Deus inefável e transcendente [OPCA]
Há dois problemas que enfrentam um relato de Deus como uma unidade transcendente. O primeiro é de que forma a linguagem pode ser aplicada a um Deus que está fora da linguagem. Todos os pensadores que chamaram Deus de inefável continuaram, no entanto, a falar dele. Como isso pode ser justificado? O segundo problema é como essa entidade abstrata pode ainda ser a primeira causa, o criador de tudo. O tratamento desses dois problemas por Clemente, Fílon e Plotino será analisado.
O tratamento de Clemente do primeiro problema é marcado pela falta de compromisso. Nada pode ser predicado de Deus e nenhum nome pode ser dado a ele — um nome e um predicado destruiriam tanto a sua unidade quanto a sua transcendência. Todos os nomes que são dados a ele não são, de fato, seus nomes, mas adereços para nos apoiarmos, bons nomes que nos impedem de nos desviarmos ainda mais. A declaração intransigente de Clemente causou problemas a muitos de seus leitores 1), mas é o único relato consistente que poderia ser apresentado. A teoria do simbolismo reafirma a inexpressibilidade das coisas divinas. A palavra escrita leva a Deus não por descrição direta, mas por símbolo e enigma. Os primeiros princípios das coisas estão envoltos em mistério. A Escritura se apresenta em uma forma misteriosa. Os próprios escritos de Clemente estão repletos de simbolismo. Esses mistérios podem ser penetrados e os símbolos podem ser compreendidos pelo homem que recebeu o dom do conhecimento de Deus. Mas a penetração e a compreensão são misteriosas e não são formas de reduzir Deus a termos logicamente inteligíveis. O que Clemente diz sobre Deus em qualquer declaração positiva não deve ser tomado literalmente, mas entendido “gnosticamente”. O conhecimento de Deus que é puramente racional é puramente negativo. Os Stromateis são “notas gnósticas” que têm significado apenas para aqueles que receberam o dom do conhecimento divino. Para aqueles que recusam sua graça e ignoram seu Logos, Deus permanece “o Deus desconhecido”.

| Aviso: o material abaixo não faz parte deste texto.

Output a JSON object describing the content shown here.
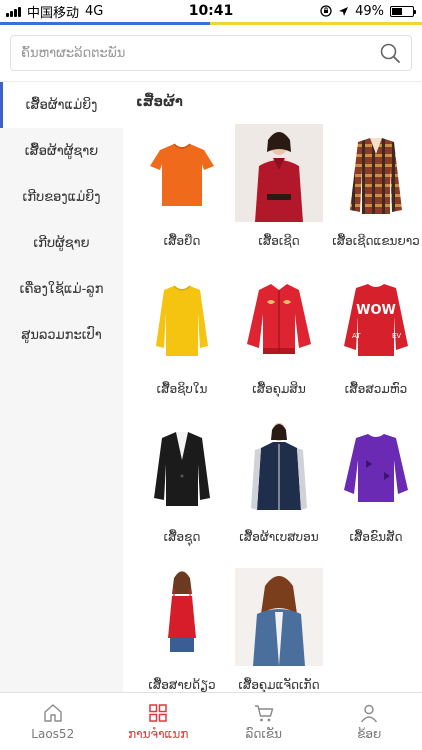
{
  "status_bar": {
    "carrier": "中国移动",
    "network": "4G",
    "time": "10:41",
    "battery_text": "49%",
    "battery_level": 0.49
  },
  "search": {
    "placeholder": "ຄົ້ນຫາຜະລິດຕະພັນ"
  },
  "sidebar": {
    "items": [
      {
        "label": "ເສື້ອຜ້າແມ່ຍິງ",
        "active": true
      },
      {
        "label": "ເສື້ອຜ້າຜູ້ຊາຍ",
        "active": false
      },
      {
        "label": "ເກີບຂອງແມ່ຍິງ",
        "active": false
      },
      {
        "label": "ເກີບຜູ້ຊາຍ",
        "active": false
      },
      {
        "label": "ເຄື່ອງໃຊ້ແມ່-ລູກ",
        "active": false
      },
      {
        "label": "ສູນລວມກະເປົາ",
        "active": false
      }
    ]
  },
  "content": {
    "section_title": "ເສື້ອຜ້າ",
    "products": [
      {
        "label": "ເສື້ອຍືດ",
        "icon": "orange-tshirt-icon"
      },
      {
        "label": "ເສື້ອເຊີດ",
        "icon": "red-blouse-icon"
      },
      {
        "label": "ເສື້ອເຊີດແຂນຍາວ",
        "icon": "plaid-shirt-icon"
      },
      {
        "label": "ເສື້ອຊິບໃນ",
        "icon": "yellow-sweater-icon"
      },
      {
        "label": "ເສື້ອຄຸມສິນ",
        "icon": "red-bomber-icon"
      },
      {
        "label": "ເສື້ອສວມຫົວ",
        "icon": "red-pullover-icon"
      },
      {
        "label": "ເສື້ອຊຸດ",
        "icon": "black-suit-icon"
      },
      {
        "label": "ເສື້ອຜ້າເບສບອນ",
        "icon": "baseball-jacket-icon"
      },
      {
        "label": "ເສື້ອຂົນສັດ",
        "icon": "purple-sweater-icon"
      },
      {
        "label": "ເສື້ອສາຍດ້ຽວ",
        "icon": "red-camisole-icon"
      },
      {
        "label": "ເສື້ອຄຸມແຈັດເກັດ",
        "icon": "denim-jacket-icon"
      }
    ]
  },
  "tabbar": {
    "tabs": [
      {
        "label": "Laos52",
        "icon": "home-icon",
        "active": false
      },
      {
        "label": "ການຈຳແນກ",
        "icon": "category-grid-icon",
        "active": true
      },
      {
        "label": "ລົດເຂັນ",
        "icon": "cart-icon",
        "active": false
      },
      {
        "label": "ຂ້ອຍ",
        "icon": "user-icon",
        "active": false
      }
    ]
  },
  "colors": {
    "accent_blue": "#3b63c8",
    "tab_active": "#e03a3a",
    "sidebar_bg": "#f6f6f6"
  }
}
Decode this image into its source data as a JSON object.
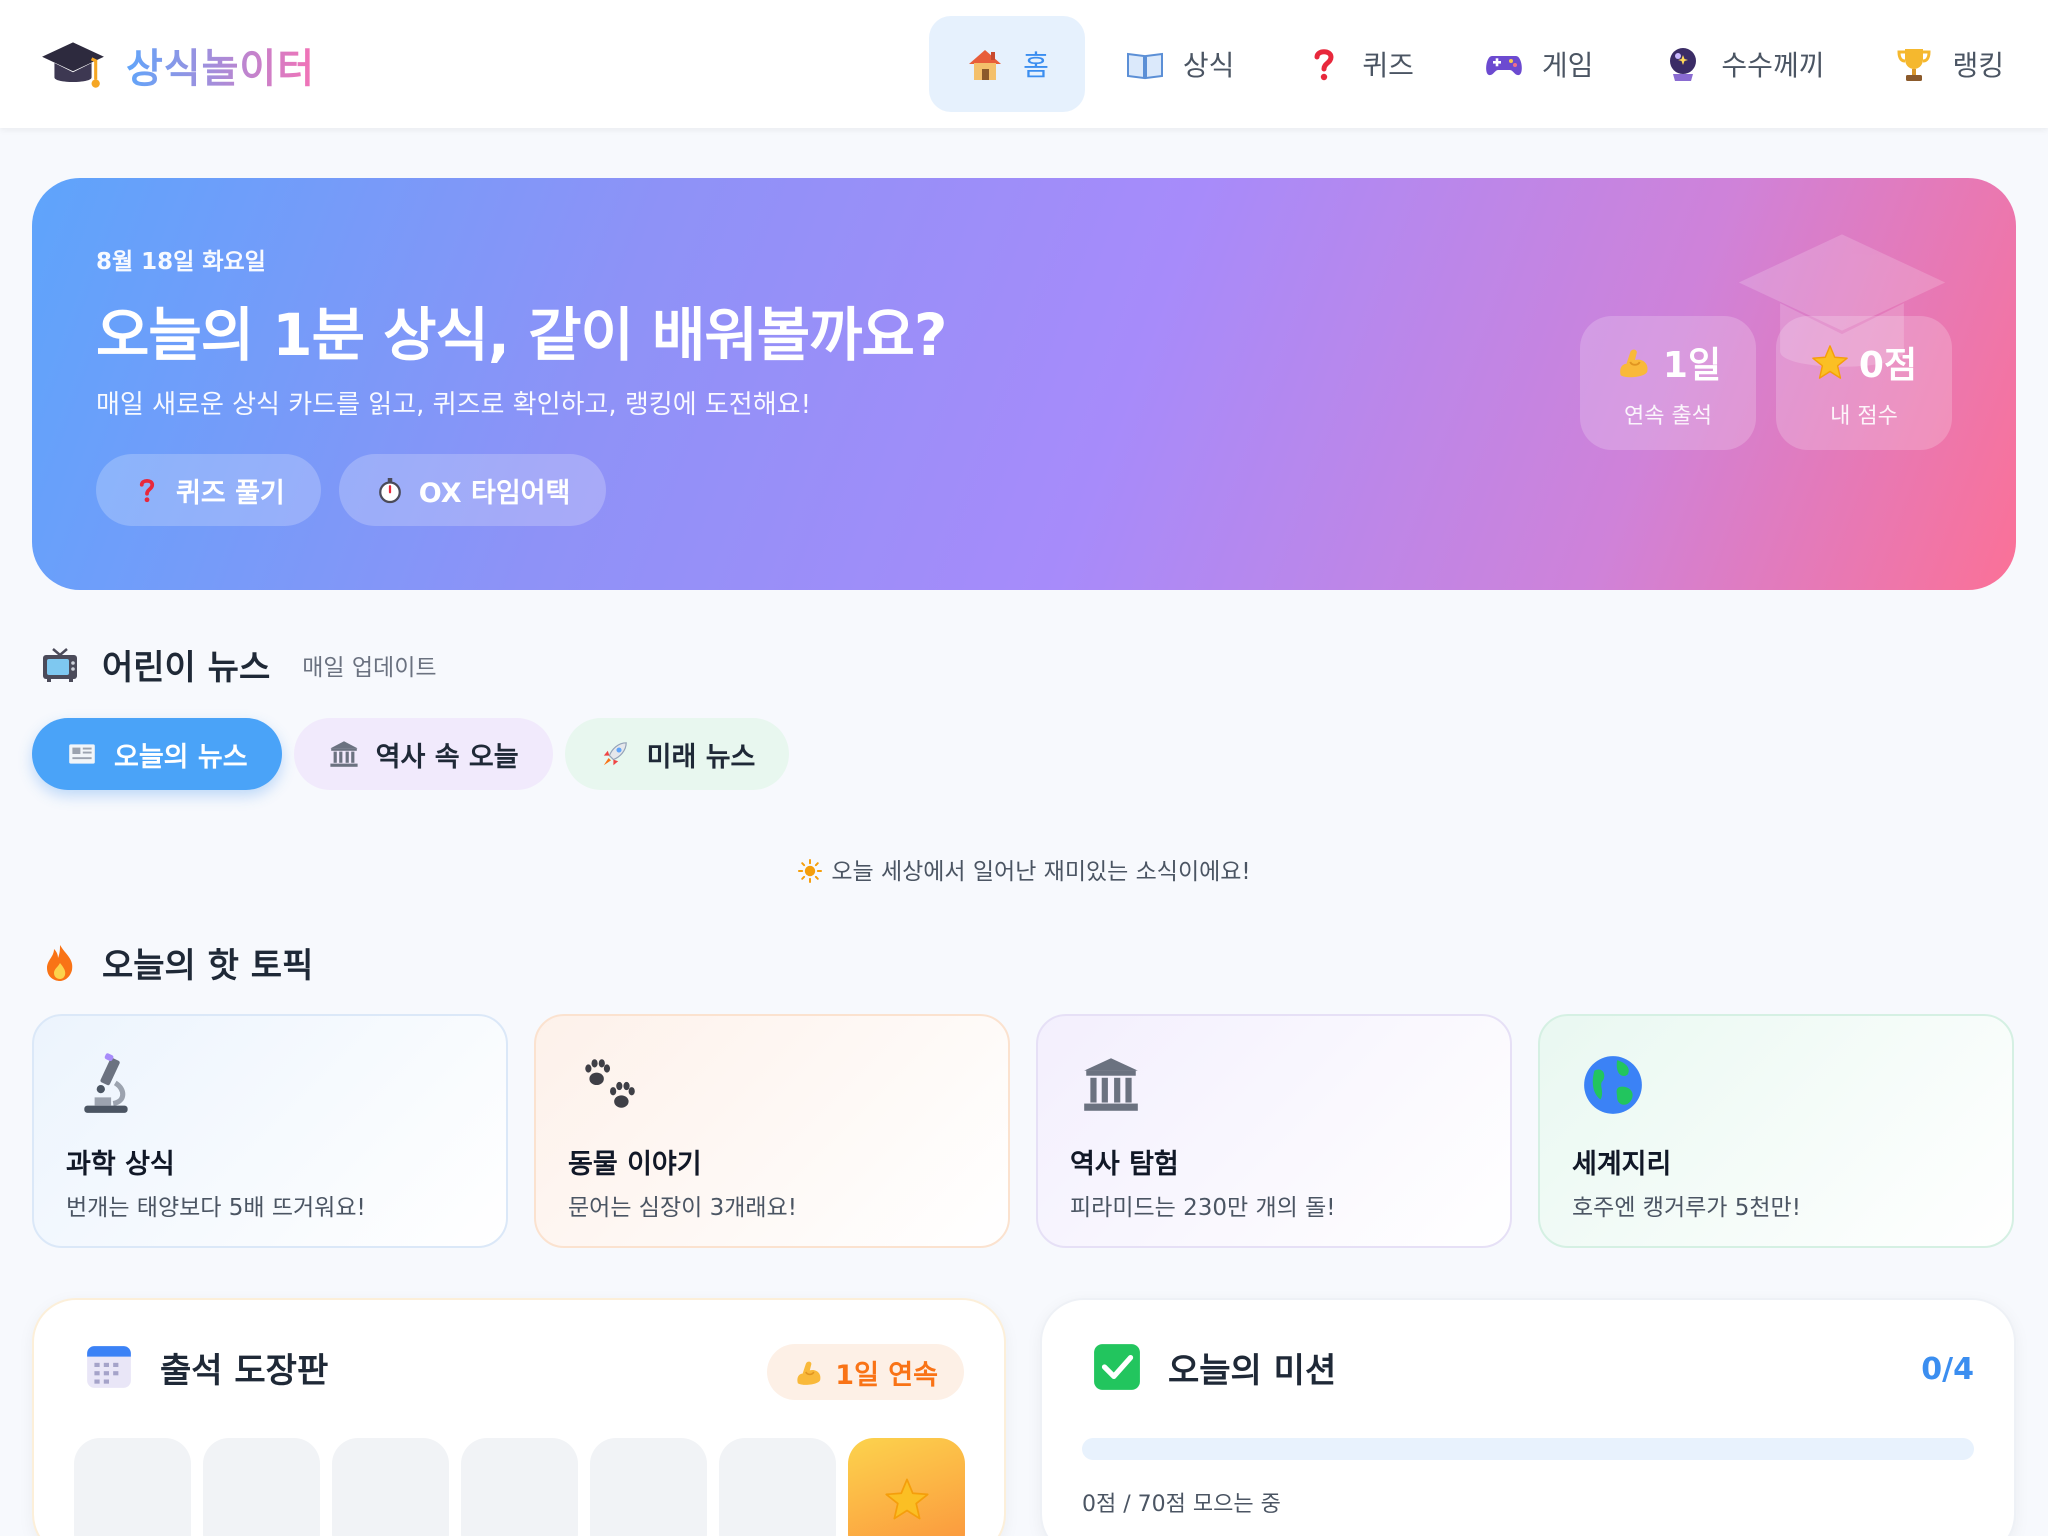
{
  "app": {
    "logo_text": "상식놀이터",
    "logo_icon": "graduation-cap-icon"
  },
  "nav": {
    "items": [
      {
        "label": "홈",
        "icon": "house-icon",
        "active": true
      },
      {
        "label": "상식",
        "icon": "open-book-icon",
        "active": false
      },
      {
        "label": "퀴즈",
        "icon": "question-mark-icon",
        "active": false
      },
      {
        "label": "게임",
        "icon": "game-controller-icon",
        "active": false
      },
      {
        "label": "수수께끼",
        "icon": "crystal-ball-icon",
        "active": false
      },
      {
        "label": "랭킹",
        "icon": "trophy-icon",
        "active": false
      }
    ]
  },
  "hero": {
    "date": "8월 18일 화요일",
    "title": "오늘의 1분 상식, 같이 배워볼까요?",
    "subtitle": "매일 새로운 상식 카드를 읽고, 퀴즈로 확인하고, 랭킹에 도전해요!",
    "buttons": [
      {
        "label": "퀴즈 풀기",
        "icon": "question-mark-icon"
      },
      {
        "label": "OX 타임어택",
        "icon": "stopwatch-icon"
      }
    ],
    "stats": [
      {
        "value": "1일",
        "label": "연속 출석",
        "icon": "flexed-biceps-icon"
      },
      {
        "value": "0점",
        "label": "내 점수",
        "icon": "star-icon"
      }
    ]
  },
  "news": {
    "title": "어린이 뉴스",
    "badge": "매일 업데이트",
    "icon": "television-icon",
    "tabs": [
      {
        "label": "오늘의 뉴스",
        "icon": "newspaper-icon",
        "active": true
      },
      {
        "label": "역사 속 오늘",
        "icon": "classical-building-icon",
        "active": false
      },
      {
        "label": "미래 뉴스",
        "icon": "rocket-icon",
        "active": false
      }
    ],
    "message": "오늘 세상에서 일어난 재미있는 소식이에요!",
    "message_icon": "sun-icon"
  },
  "topics": {
    "title": "오늘의 핫 토픽",
    "icon": "fire-icon",
    "items": [
      {
        "title": "과학 상식",
        "desc": "번개는 태양보다 5배 뜨거워요!",
        "icon": "microscope-icon"
      },
      {
        "title": "동물 이야기",
        "desc": "문어는 심장이 3개래요!",
        "icon": "paw-prints-icon"
      },
      {
        "title": "역사 탐험",
        "desc": "피라미드는 230만 개의 돌!",
        "icon": "classical-building-icon"
      },
      {
        "title": "세계지리",
        "desc": "호주엔 캥거루가 5천만!",
        "icon": "globe-icon"
      }
    ]
  },
  "attendance": {
    "title": "출석 도장판",
    "icon": "calendar-icon",
    "streak": "1일 연속",
    "streak_icon": "flexed-biceps-icon",
    "stamps": [
      false,
      false,
      false,
      false,
      false,
      false,
      true
    ]
  },
  "mission": {
    "title": "오늘의 미션",
    "icon": "check-mark-icon",
    "count": "0/4",
    "progress": 0,
    "progress_text": "0점 / 70점 모으는 중"
  },
  "colors": {
    "accent": "#3b8ef0",
    "hero_start": "#5ea4fb",
    "hero_end": "#fb7197",
    "streak": "#f97316"
  }
}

A segunda grande dificuldade é como essa abstração pode ser “a causa de todas as coisas virem à existência” e seu Criador. Deus não pode produzir coisas a partir de si mesmo, pois isso lhe atribuiria pluralidade, mudança e muitas outras coisas inconsistentes. Deus não pode produzir coisas a partir de um substrato de matéria coexistente, pois a coexistência de tal matéria seria inconsistente com sua unidade e transcendência. Há apenas uma forma de criação para esse Deus, que é a criação ex nihilo. Com isso, o mistério inexplicável da criação é reconhecido.
O teísmo deve confessar francamente que o núcleo de significado positivo na noção de criação… é inexplicável. . . . As gradações entre o infinito um e o finito muitos, concebidas por Fílon, Plotino, Spinoza, etc., conduzem mais perto do abismo, mas não o transpõem. . . . O modus operandi da criatividade divina é totalmente inimaginável e inconcebível. E essa inexplicabilidade é inevitável“. 2) Clemente é a primeira pessoa a declarar e dar razões para a doutrina da criação ex nihilo. No Protrepticus, ele denuncia a adoração de ídolos e a filosofia estoica por sua veneração de coisas materiais. Somente Deus deve ser adorado, pois ele transcende o universo em poder e majestade. “Quão poderoso é o poder de Deus! Somente Sua vontade é suficiente para criar o mundo. Pois somente Deus o criou, já que somente Ele é verdadeiramente Deus. Ele cria pelo simples fato de querer. Assim que ele simplesmente deseja uma coisa, sua existência segue imediatamente”. “A vontade de Deus é onipotente e uma causa suficiente da existência de qualquer coisa. Quando Deus deseja uma coisa, ela passa a existir simultaneamente. Tudo acontece ao mesmo tempo em que ele ordena. De sua simples intenção de dar uma dádiva decorre que a dádiva é plenamente realizada”. “O que ele deseja é, portanto, real e o nome para essa realidade é mundo”. Platão falou sobre a dificuldade de encontrar o criador e pai do universo. Com isso, ele indicou que Deus produziu o universo como um pai produz um filho. O universo deve sua existência somente a ele e surgiu do que não existia. 3). Clemente adere à visão bíblica de que Deus moldou o homem a partir do pó, mas ele não dá qualquer justificativa para a visão de que o mundo foi feito a partir de matéria pré-existente. 4).